Die erste Interpretation könnte das Verhältnis von Lucky und Pozzo zum Anlass nehmen, um darüber nachzudenken, welche Klassen sie eigentlich repräsentieren. Pozzo hat Lucky in seiner Gewalt, er ist der Herr, vielleicht sogar der Kapitalist. Wobei er den Eindruck eines regelrechten Kapitalisten gar nicht mehr machen kann, schließlich besitzt ein Kapitalist die Produktionsmittel – erst das macht ihn ja zum Kapitalisten. In der Welt, die dieses Stück zeigt, sind Produktionsmittel jedoch abwesend, wenigstens sind sie nicht Thema. Pozzo verweist auf keinen Reichtum. Viel eher ist Pozzo Repräsentant einer noch älteren Gesellschaftsform. Lucky ist ein Sklave, kein abhängig Beschäftigter. Somit ist das Gefälle zwischen ihnen noch krasser als das zwischen Kapitalist und Proletarier. Marxistisch lässt sich das Stück nur bedingt verstehen. Das, was zwischen Pozzo und Lucky als Beziehung besteht, meint wohl eher eine allgemein menschliche Beziehung.

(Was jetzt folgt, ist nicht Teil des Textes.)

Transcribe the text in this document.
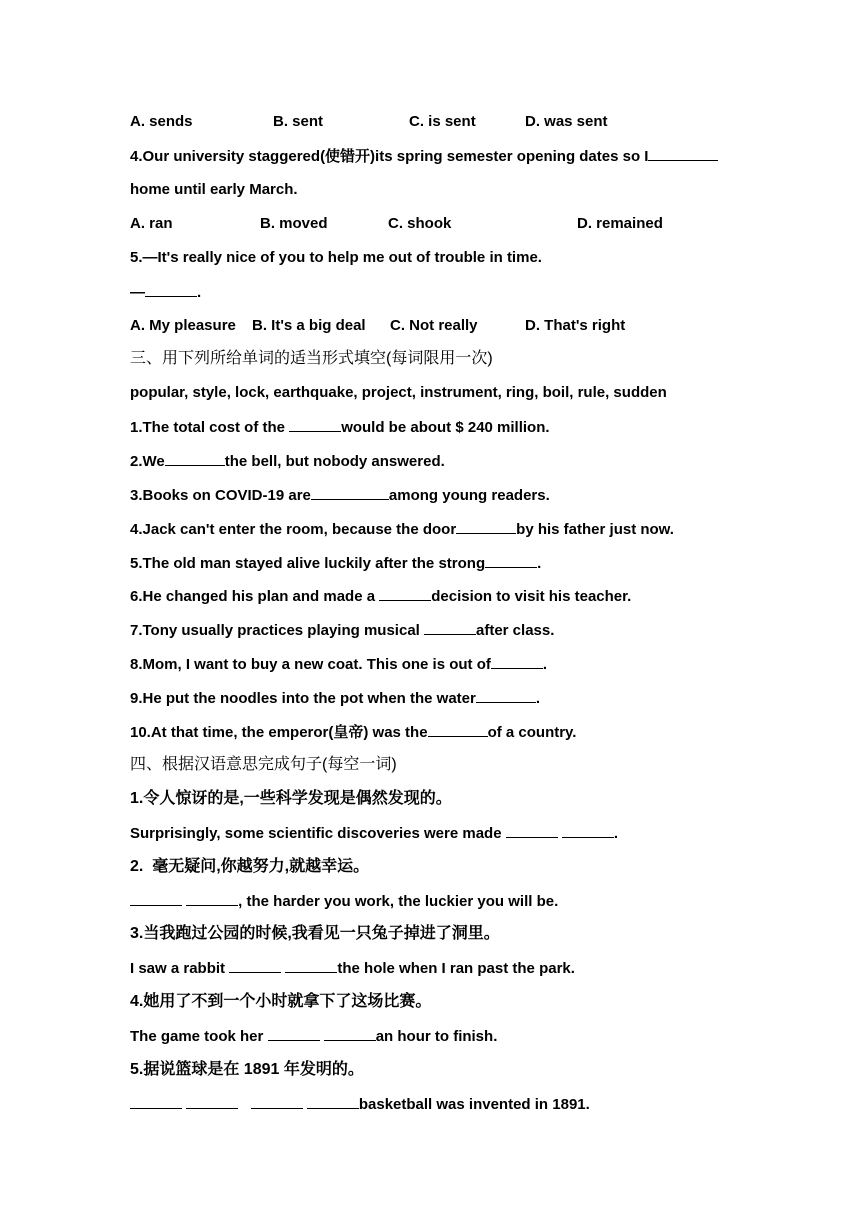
A. sends	B. sent	C. is sent	D. was sent
4.Our university staggered(使错开)its spring semester opening dates so I
home until early March.
A. ran	B. moved	C. shook	D. remained
5.—It's really nice of you to help me out of trouble in time.
—	.
A. My pleasure B. It's a big deal C. Not really	D. That's right
三、用下列所给单词的适当形式填空(每词限用一次)
popular, style, lock, earthquake, project, instrument, ring, boil, rule, sudden
1.The total cost of the	would be about $ 240 million.
2.We	the bell, but nobody answered.
3.Books on COVID-19 are	among young readers.
4.Jack can't enter the room, because the door	by his father just now.
5.The old man stayed alive luckily after the strong	.
6.He changed his plan and made a	decision to visit his teacher.
7.Tony usually practices playing musical	after class.
8.Mom, I want to buy a new coat. This one is out of	.
9.He put the noodles into the pot when the water	.
10.At that time, the emperor(皇帝) was the	of a country.
四、根据汉语意思完成句子(每空一词)
1.令人惊讶的是,一些科学发现是偶然发现的。
Surprisingly, some scientific discoveries were made	.
2.  毫无疑问,你越努力,就越幸运。
, the harder you work, the luckier you will be.
3.当我跑过公园的时候,我看见一只兔子掉进了洞里。
I saw a rabbit	the hole when I ran past the park.
4.她用了不到一个小时就拿下了这场比赛。
The game took her	an hour to finish.
5.据说篮球是在 1891 年发明的。
basketball was invented in 1891.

Die zweite sozialgeschichtliche Interpretation würde das Stück als Ausdruck einer bestimmten Epoche verstehen. Die herumziehenden Estragon und Wladimir könnten etwa als Exilanten, vielleicht auch als Flüchtige verstanden werden. In einer solchen Lesart wäre Godot etwa ein Schleuser, der die beiden in ein anderes Land begleiten soll. 

Tatsächlich kam Beckett ja mit Widerstandskämpfern der Resistance in Kontakt. Innerhalb von Frankreich hat die Resistance bekanntlich auch Schleusertätigkeiten vollführt, etwa indem Juden aus dem besetzten Nordfrankreich in den Süden gebracht wurden. Möglich wäre es, Estragon und Wladimir als solche Displaced Persons zu verstehen, wie es in den Theatern durchaus inszeniert wird. Die merkwürdigen Verhaltensweisen der beiden könnten so psychologisch erklärt werden, Pozzo und Lucky könnten symbolisch für die Nazi-Besetzung stehen. Es ist durchaus wahrscheinlich, dass die Erfahrungen, die Beckett gemacht hat, ihn bei der Arbeit beeinflusst haben, doch restfrei aufschlüsseln lässt sich das Stück dadurch nicht.

Wobei allerdings gesagt werden muss, dass das Stück sich auch nicht in seiner Gänze verstehen lässt. Es gibt keine Interpretation, die alle Aspekte des Stückes abzubilden in der Lage wäre – außer vielleicht eine vollumfängliche poststrukturalistische Interpretation, die genau diese Unmöglichkeit aufzeigen möchte. Das liegt maßgeblich daran, dass »Warten auf Godot« so ungemein widersprüchlich ist. So bestehen die ganze Zeit Zweifel am Zeitverlauf. Auch ist fraglich, ob die Personen einander kennen. Das Stück ist nicht auf einen Gedanken herunterzubrechen. Genau das macht aber seine ungemeine Stärke aus. 

Veröffentlicht am 25. Juli 2023. Zuletzt aktualisiert am 25. Juli 2023.